Concept Summary

Definitions

Arrhenius acids dissociate to produce an excess of hydrogen ions in solution. Arrhenius bases dissociate to produce an excess of hydroxide ions in solution.
Brønsted–Lowry acids are species that can donate hydrogen ions. Brønsted–Lowry bases are species that can accept hydrogen ions.
Lewis acids are electron-pair acceptors. Lewis bases are electron-pair donors.
All Arrhenius acids and bases are Brønsted–Lowry acids and bases, and all Brønsted–Lowry acids and bases are Lewis acids and bases; however, the converse of these statements is not necessarily true (that is, not all Lewis acids and bases are Brønsted–Lowry acids and bases, and not all Brønsted–Lowry acids and bases are Arrhenius acids and bases).
Amphoteric species are those that can behave as an acid or base.
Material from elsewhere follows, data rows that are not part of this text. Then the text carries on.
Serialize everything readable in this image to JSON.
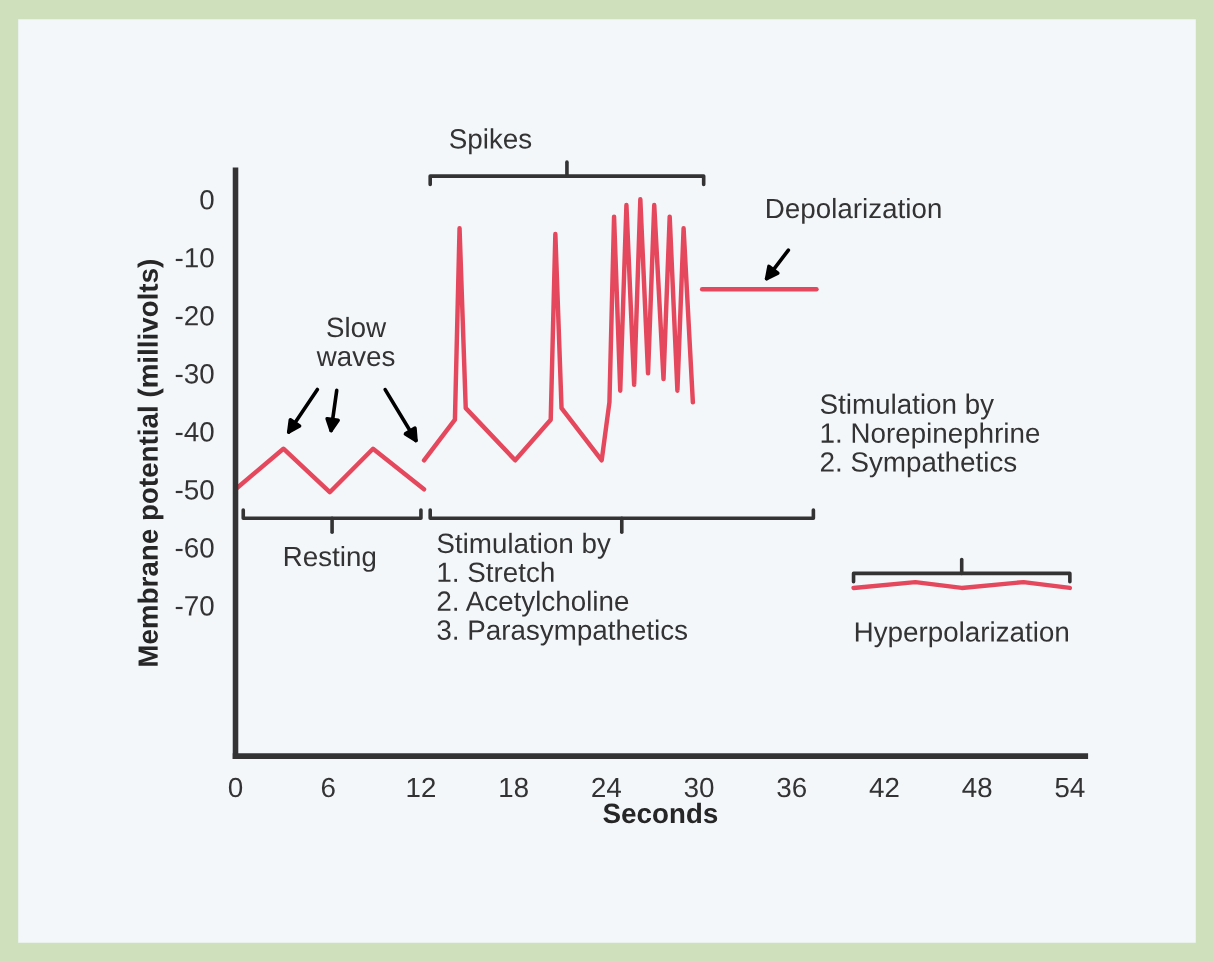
{
  "chart_data": {
    "type": "line",
    "xlabel": "Seconds",
    "ylabel": "Membrane potential (millivolts)",
    "xlim": [
      0,
      55
    ],
    "ylim": [
      -96,
      5
    ],
    "xticks": [
      0,
      6,
      12,
      18,
      24,
      30,
      36,
      42,
      48,
      54
    ],
    "yticks": [
      0,
      -10,
      -20,
      -30,
      -40,
      -50,
      -60,
      -70
    ],
    "grid": false,
    "legend": false,
    "marker": "none",
    "line_style": "solid",
    "series": [
      {
        "color": "#e5485c",
        "x": [
          0,
          3.1,
          6.1,
          8.9,
          12.2
        ],
        "values": [
          -50,
          -43,
          -50.5,
          -43,
          -50
        ]
      },
      {
        "color": "#e5485c",
        "x": [
          12.2,
          14.2,
          14.5,
          14.9,
          18.1,
          20.4,
          20.7,
          21.1,
          23.7,
          24.2,
          24.5,
          24.9,
          25.3,
          25.8,
          26.2,
          26.7,
          27.1,
          27.7,
          28.1,
          28.6,
          29.0,
          29.6
        ],
        "values": [
          -45,
          -38,
          -5,
          -36,
          -45,
          -38,
          -6,
          -36,
          -45,
          -35,
          -3,
          -33,
          -1,
          -32,
          0,
          -30,
          -1,
          -31,
          -3,
          -33,
          -5,
          -35
        ]
      },
      {
        "color": "#e5485c",
        "x": [
          30.2,
          37.6
        ],
        "values": [
          -15.5,
          -15.5
        ]
      },
      {
        "color": "#e5485c",
        "x": [
          40,
          44,
          47,
          51,
          54
        ],
        "values": [
          -67,
          -66,
          -67,
          -66,
          -67
        ]
      }
    ],
    "annotations": [
      "Slow waves",
      "Spikes",
      "Depolarization",
      "Resting",
      "Stimulation by\n1. Stretch\n2. Acetylcholine\n3. Parasympathetics",
      "Stimulation by\n1. Norepinephrine\n2. Sympathetics",
      "Hyperpolarization"
    ]
  }
}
Amphiprotic species are amphoteric species that specifically can behave as a Brønsted–Lowry acid or Brønsted–Lowry base.
- Water is a classic example of an amphoteric, amphiprotic species—it can accept a hydrogen ion to become a hydronium ion, or it can donate a hydrogen ion to become a hydroxide ion.
- Conjugate species of polyvalent acids and bases can also behave as amphoteric and amphiprotic species.

Properties

The water dissociation constant, K_w, is 10⁻¹⁴ at 298 K. Like other equilibrium constants, K_w is only affected by changes in temperature.
pH and pOH can be calculated given the concentrations of H₃O⁺ and OH⁻ ions, respectively. In aqueous solutions, pH + pOH = 14 at 298 K.
Strong acids and bases completely dissociate in solution.
Weak acids and bases do not completely dissociate in solution and have corresponding dissociation constants (K_a and K_b, respectively).
In the Brønsted–Lowry definition, acids have conjugate bases that are formed when the acid is deprotonated. Bases have conjugate acids that are formed when the base is protonated.
- Strong acids and bases have very weak (inert) conjugates.
- Weak acids and bases have weak conjugates.
Neutralization reactions form salts and (sometimes) water.

Polyvalence and Normality

An equivalent is defined as one mole of the species of interest.
In acid–base chemistry, normality is the concentration of acid or base equivalents in solution.
Polyvalent acids and bases are those that can donate or accept multiple electrons. The normality of a solution containing a polyvalent species is the molarity of the acid or base times the number of protons it can donate or accept.

Titration and Buffers

Titrations are used to determine the concentration of a known reactant in a solution.
- The titrant has a known concentration and is added slowly to the titrand to reach the equivalence point.
- The titrand has an unknown concentration but a known volume.
The half-equivalence point is the midpoint of the buffering region, in which half of the titrant has been protonated (or deprotonated); thus, [HA] = [A⁻] and a buffer is formed.
The equivalence point is indicated by the steepest slope in a titration curve; it is reached when the number of acid equivalents in the original solution equals the number of base equivalents added, or vice-versa.
- Strong acid and strong base titrations have equivalence points at pH = 7.
- Weak acid and strong base titrations have equivalence points at pH > 7.
- Weak base and strong acid titrations have equivalence points at pH < 7.
- Weak acid and weak base titrations can have equivalence points above or below 7, depending on the relative strength of the acid and base.
Indicators are weak acids or bases that display different colors in their protonated and deprotonated forms.
- The indicator chosen for a titration should have a pK_a close to the pH of the expected equivalence point.
- The endpoint of a titration is when the indicator reaches its final color.
Multiple buffering regions and equivalence points are observed in polyvalent acid and base titrations.
Buffer solutions consist of a mixture of a weak acid and its conjugate salt or a weak base and its conjugate salt; they resist large fluctuations in pH.
Buffering capacity refers to the ability of a buffer to resist changes in pH; maximal buffering capacity is seen within 1 pH point of the pK_a of the acid in the buffer solution.
The Henderson–Hasselbalch equation quantifies the relationship between pH and pK_a for weak acids and between pOH and pK_b for weak bases; when a solution is optimally buffered, pH = pK_a and pOH = pK_b.